Crate sipp

source ·
Expand description

Simple parser package.

This package provides a ByteBuffer which wraps around a byte stream, and decoders such as Utf8Decoder which can wrap around a ByteBuffer, and a Parser which can be wrapped around a decoder. The end result is a Parser which lets you peek at characters to see what’s coming next, and then read expected characters. All fallible methods return a Result and no method in this package should ever panic.

§Examples

§Acornsoft Logo parser

Suppose you want to parse a (simplified) set of Acornsoft Logo instructions, such that you only want to accept the “FORWARD”, “LEFT”, and “RIGHT” instructions, and each instruction must come on a line of its own (separated by a newline character), and each instruction is followed by any number of space characters, which is then followed by a numeric amount. Example input might look like this:

FORWARD 10
RIGHT 45
FORWARD 20
RIGHT 10
FORWARD 5
LEFT 3

You could use sipp to parse these instructions using code like this:

let input = "FORWARD 10\nRIGHT 45\nFORWARD 20\nRIGHT 10\nFORWARD 5\nLEFT 3";
// We know that Rust strings are UTF-8 encoded, so wrap the input bytes with a Utf8Decoder.
let decoder = Utf8Decoder::wrap(input.as_bytes());
// Now wrap the decoder with a Parser to give us useful methods for reading through the input.
let mut parser = Parser::wrap(decoder);
// Keep reading while there is still input available.
while parser.has_more()? {
    // Read the command by reading everything up to (but not including) the next space.
    let command = parser.read_up_to(' ')?;
    // Skip past the (one or more) space character.
    parser.skip_while(|c| c == ' ')?;
    // Read until the next newline (or the end of input, whichever comes first).
    let number = parser.read_up_to('\n')?;
    // Now either there is no further input, or the next character must be a newline.
    // If the next character is a newline, skip past it.
    parser.accept('\n')?;
}

§Comma-separated list parser

Given a hardcoded string which represents a comma-separated list, you could use this package to parse it like so:

let input = "first value,second value,third,fourth,fifth,etc";
let buffer = ByteBuffer::wrap(input.as_bytes());
let decoder = Utf8Decoder::wrap_buffer(buffer);
let mut parser = Parser::wrap(decoder);
let mut value_list = Vec::new();
// Keep reading while input is available.
while parser.has_more()? {
    // Read up to the next comma, or until the end of input (whichever comes first).
    // If there is nothing between two commas then just insert an empty string.
    let value = parser.read_up_to(',')?.unwrap_or("".to_string());
    value_list.push(value);
    // Now either there is no further input, or the next character must be a comma.
    // If the next character is a comma, skip past it.
    parser.accept(',')?;
}

assert_eq!(value_list.iter().map(|s| s.to_string()).collect::<Vec<String>>(),
vec!["first value", "second value", "third", "fourth", "fifth", "etc"]);

§Release notes

§0.1.0

Initial release.

§0.1.1

  • Added has_more method to Parser.
  • Adjusted rustdoc based on advice found in Rust API Guidelines, primarily in separating out error descriptions from the lede and moving them into a dedicated “Errors” section within each method’s rustdoc comment.

§0.2.0

Altered return type of public method Parser.read_up_to(char) so that it now returns None instead of an empty String.

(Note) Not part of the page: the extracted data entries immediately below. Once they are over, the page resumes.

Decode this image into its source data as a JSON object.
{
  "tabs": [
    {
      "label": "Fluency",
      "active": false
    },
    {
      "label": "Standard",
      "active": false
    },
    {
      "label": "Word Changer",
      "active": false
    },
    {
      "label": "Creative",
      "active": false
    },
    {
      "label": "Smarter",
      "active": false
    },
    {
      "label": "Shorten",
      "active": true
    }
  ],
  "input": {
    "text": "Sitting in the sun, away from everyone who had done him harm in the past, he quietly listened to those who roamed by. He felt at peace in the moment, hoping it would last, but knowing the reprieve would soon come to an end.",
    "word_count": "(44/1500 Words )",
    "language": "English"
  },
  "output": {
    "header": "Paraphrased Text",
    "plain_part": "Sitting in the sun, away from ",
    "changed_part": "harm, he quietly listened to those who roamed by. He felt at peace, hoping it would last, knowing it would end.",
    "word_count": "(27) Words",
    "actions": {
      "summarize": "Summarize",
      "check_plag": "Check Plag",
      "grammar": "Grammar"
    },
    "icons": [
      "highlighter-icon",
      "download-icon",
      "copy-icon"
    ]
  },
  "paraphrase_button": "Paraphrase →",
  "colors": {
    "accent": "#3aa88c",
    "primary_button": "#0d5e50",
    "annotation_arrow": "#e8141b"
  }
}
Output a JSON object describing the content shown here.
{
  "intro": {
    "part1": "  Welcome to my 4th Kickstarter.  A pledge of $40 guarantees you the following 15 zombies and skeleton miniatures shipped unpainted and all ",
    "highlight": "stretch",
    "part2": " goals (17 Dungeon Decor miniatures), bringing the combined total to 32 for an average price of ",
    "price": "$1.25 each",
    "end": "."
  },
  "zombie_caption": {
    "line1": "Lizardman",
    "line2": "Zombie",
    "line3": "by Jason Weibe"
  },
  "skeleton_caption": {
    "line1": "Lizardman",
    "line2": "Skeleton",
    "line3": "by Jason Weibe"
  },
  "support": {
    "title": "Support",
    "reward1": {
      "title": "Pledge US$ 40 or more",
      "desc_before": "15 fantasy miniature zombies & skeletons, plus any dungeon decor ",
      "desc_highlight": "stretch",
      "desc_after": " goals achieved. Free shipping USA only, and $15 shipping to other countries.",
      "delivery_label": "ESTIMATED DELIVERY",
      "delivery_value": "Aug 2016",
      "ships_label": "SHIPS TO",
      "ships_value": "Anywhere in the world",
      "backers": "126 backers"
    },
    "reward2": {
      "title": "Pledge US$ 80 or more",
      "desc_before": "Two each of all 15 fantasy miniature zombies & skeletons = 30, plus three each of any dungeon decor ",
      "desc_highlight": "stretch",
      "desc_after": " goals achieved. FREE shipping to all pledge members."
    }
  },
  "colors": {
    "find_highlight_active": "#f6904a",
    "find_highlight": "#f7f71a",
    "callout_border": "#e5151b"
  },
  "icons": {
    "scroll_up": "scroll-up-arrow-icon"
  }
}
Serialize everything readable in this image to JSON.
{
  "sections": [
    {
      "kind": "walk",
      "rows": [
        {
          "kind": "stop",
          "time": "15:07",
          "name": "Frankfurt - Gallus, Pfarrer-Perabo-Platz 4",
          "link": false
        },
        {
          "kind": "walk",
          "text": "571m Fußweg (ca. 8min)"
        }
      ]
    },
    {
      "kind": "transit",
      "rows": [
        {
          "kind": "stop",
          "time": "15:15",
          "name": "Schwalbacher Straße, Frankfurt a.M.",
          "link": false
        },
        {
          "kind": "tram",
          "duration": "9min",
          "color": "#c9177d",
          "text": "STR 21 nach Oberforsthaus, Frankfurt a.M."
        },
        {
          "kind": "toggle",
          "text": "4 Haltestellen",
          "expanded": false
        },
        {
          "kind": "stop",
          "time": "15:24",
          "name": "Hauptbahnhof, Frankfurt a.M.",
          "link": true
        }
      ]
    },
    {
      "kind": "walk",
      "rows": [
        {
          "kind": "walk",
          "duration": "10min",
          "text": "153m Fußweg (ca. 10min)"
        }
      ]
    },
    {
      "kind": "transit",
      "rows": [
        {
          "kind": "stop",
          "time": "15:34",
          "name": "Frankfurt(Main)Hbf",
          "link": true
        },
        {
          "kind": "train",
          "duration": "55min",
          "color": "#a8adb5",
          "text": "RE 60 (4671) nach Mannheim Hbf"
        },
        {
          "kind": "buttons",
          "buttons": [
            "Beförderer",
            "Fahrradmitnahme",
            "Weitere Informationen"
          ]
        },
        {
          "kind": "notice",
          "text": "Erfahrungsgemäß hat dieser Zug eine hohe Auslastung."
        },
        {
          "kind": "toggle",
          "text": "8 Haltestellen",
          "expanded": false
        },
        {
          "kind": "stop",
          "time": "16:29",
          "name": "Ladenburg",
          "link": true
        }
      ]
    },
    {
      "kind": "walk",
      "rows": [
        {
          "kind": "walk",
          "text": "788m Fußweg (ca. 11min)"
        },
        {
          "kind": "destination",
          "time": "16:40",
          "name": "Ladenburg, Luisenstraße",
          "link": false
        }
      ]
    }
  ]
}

Adjusted examples and unit tests accordingly.

Modules§

  • A buffered wrapper around a Read type, providing read and peek methods.
  • A decoder of bytes into characters. The trait ByteStreamCharDecoder can be implemented for different character encodings, and implementations are included for UTF-8, and UTF-16 (in big-endian and little-endian byte order).
  • A parser which can wrap a character stream and provide methods to read and peek at the stream.